Conventional thinking held that the new system would cost too much because of the increased part count. Also, conventional thinking said the chains would not share load equally, and necessary tolerances could not be held. In fact system cost came in close to that of the previous design. By November of 1992, the other challenges were overcome, and systems were shipped to Chrysler for testing. In June of 1994, Chrysler put the new chain system into full production.
To ensure equal load distribution across the width of the more narrow chains used in Borg Warner's Gemini™ Phased Chain System, engineers designed new chain guide links. Called ET Guide Links, these components look rather like a slightly spread horseshoe with a fat toe plate. More compliant than a conventional solid guide plate, they allow better load sharing by all the chain's links. Conventional guide plates are thick and stiff. Consequently, more load may be carried by the guide plate and elements close to it than by the rest of the chain. More even load sharing is necessary to extend the life of relatively narrow chains such as those used in the Gemini™.
Ductile iron blanks used to produce sprockets for the Gemini system are machined and hobbed. Four rivets fix the positions of each pair of sprockets in a set, placing each component ½ pitch out of phase with its companion. Finally, the sets undergo inductive heat-treat.
A land some 0.015 to 0.020-inch-high separates the two sprockets in each set, and the rivets pass through this land. Engineers added the land after they observed that prototype sets distorted during heat-treat. The outer circumferences of the sprockets tended to move toward one another and meet. This bowing produced a gap between the two sprockets in each set. By adding the land, engineers al-low the iron components to move a bit without contacting.
Another source of chain noise developed in low-speed, high-torque conditions. Under these conditions, the chainset's tight strand went into resonance at a frequency between 100 Hz and 200 Hz. After experimenting with other approaches, Borg Warner engineers installed a chain snubber consisting of rubber bonded to a steel support. It completely eliminated the moaning noise produced by the chain.

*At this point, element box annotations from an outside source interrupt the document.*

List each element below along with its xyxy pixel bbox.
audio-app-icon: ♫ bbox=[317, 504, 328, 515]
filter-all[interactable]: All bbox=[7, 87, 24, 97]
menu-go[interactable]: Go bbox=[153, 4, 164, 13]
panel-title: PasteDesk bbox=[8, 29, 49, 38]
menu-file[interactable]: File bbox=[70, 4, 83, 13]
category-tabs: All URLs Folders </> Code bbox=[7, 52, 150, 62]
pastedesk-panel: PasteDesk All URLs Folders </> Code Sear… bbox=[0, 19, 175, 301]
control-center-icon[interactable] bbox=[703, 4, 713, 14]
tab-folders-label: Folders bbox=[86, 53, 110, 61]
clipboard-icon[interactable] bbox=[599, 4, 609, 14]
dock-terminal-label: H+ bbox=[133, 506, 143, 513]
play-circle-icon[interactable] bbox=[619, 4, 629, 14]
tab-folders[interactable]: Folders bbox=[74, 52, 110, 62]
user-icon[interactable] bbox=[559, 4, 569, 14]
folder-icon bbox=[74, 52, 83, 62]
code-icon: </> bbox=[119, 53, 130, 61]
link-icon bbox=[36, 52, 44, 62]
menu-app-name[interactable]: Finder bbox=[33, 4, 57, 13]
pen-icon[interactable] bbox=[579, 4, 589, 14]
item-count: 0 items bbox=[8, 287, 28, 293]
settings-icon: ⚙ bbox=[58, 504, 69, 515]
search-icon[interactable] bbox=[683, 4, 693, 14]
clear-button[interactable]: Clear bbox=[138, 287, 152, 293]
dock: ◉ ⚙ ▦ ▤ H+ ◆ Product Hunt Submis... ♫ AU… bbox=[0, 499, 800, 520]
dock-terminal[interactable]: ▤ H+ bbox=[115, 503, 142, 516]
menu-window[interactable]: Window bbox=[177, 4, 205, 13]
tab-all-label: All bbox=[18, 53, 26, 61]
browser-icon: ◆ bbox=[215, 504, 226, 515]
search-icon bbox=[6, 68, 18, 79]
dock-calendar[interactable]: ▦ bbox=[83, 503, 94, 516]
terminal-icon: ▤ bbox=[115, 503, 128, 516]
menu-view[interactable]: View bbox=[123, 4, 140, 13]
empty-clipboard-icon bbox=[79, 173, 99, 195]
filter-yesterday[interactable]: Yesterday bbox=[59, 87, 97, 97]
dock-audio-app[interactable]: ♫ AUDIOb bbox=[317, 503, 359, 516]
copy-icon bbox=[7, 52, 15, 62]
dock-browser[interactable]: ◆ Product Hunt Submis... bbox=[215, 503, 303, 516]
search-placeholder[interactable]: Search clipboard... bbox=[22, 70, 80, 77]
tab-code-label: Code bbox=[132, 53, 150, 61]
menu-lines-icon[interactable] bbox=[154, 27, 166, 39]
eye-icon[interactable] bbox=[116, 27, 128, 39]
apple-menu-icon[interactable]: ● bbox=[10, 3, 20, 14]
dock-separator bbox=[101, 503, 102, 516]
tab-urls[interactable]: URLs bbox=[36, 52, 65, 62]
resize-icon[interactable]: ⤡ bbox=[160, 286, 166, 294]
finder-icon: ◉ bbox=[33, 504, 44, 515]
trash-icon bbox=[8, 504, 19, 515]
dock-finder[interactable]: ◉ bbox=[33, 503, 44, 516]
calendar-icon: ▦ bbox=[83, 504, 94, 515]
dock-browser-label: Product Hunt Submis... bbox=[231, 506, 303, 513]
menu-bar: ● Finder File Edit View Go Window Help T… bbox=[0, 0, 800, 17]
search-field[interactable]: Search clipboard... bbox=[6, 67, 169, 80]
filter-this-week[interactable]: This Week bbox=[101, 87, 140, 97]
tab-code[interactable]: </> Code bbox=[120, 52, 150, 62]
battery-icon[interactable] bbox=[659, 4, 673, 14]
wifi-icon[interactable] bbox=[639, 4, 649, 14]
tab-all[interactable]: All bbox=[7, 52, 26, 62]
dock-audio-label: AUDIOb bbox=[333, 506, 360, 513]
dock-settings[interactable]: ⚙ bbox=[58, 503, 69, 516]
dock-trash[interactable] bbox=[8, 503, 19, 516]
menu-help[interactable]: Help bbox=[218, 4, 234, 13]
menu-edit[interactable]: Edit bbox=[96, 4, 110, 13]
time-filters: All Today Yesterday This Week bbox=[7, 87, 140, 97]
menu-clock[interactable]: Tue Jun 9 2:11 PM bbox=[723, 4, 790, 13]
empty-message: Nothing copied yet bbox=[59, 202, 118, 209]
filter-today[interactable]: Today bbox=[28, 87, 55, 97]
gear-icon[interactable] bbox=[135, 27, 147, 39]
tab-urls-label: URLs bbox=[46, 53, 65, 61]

The Gemini system's first full-production-volume application was in Chrysler's 1995 model year LH-Series cars. Borg Warner intends to use the system very widely in other automotive applications. From conception to production, the Gemini project required just 24 months of work by a multidisciplinary Product Launch Team at Borg Warner. The team included: Phil Mott; Roger Young, project engineering manager; Dave White, development engineer; John Skurka, NVH engineer; and Roger Wood, manufacturing manager. Presently, the company has the capacity to produce and ship approximately 2,000 Gemini systems per day.
"For principle and mathematics to work out so well is really amazing," says Berthold Martin of Chrysler Corp. He sees other applications for the Gemini system coming in four-wheel-drive cars and trucks. "It has to come eventually because four-wheel-drive applications are becoming more demanding in terms of on-road use of such vehicles, especially vehicles that we export." Martin and Mott co-authored a paper on the Gemini system. They presented it at the SAE International Congress and Exposition in Detroit last spring. Copies of the paper, number ISSN 0148-7191, can be obtained from SAE.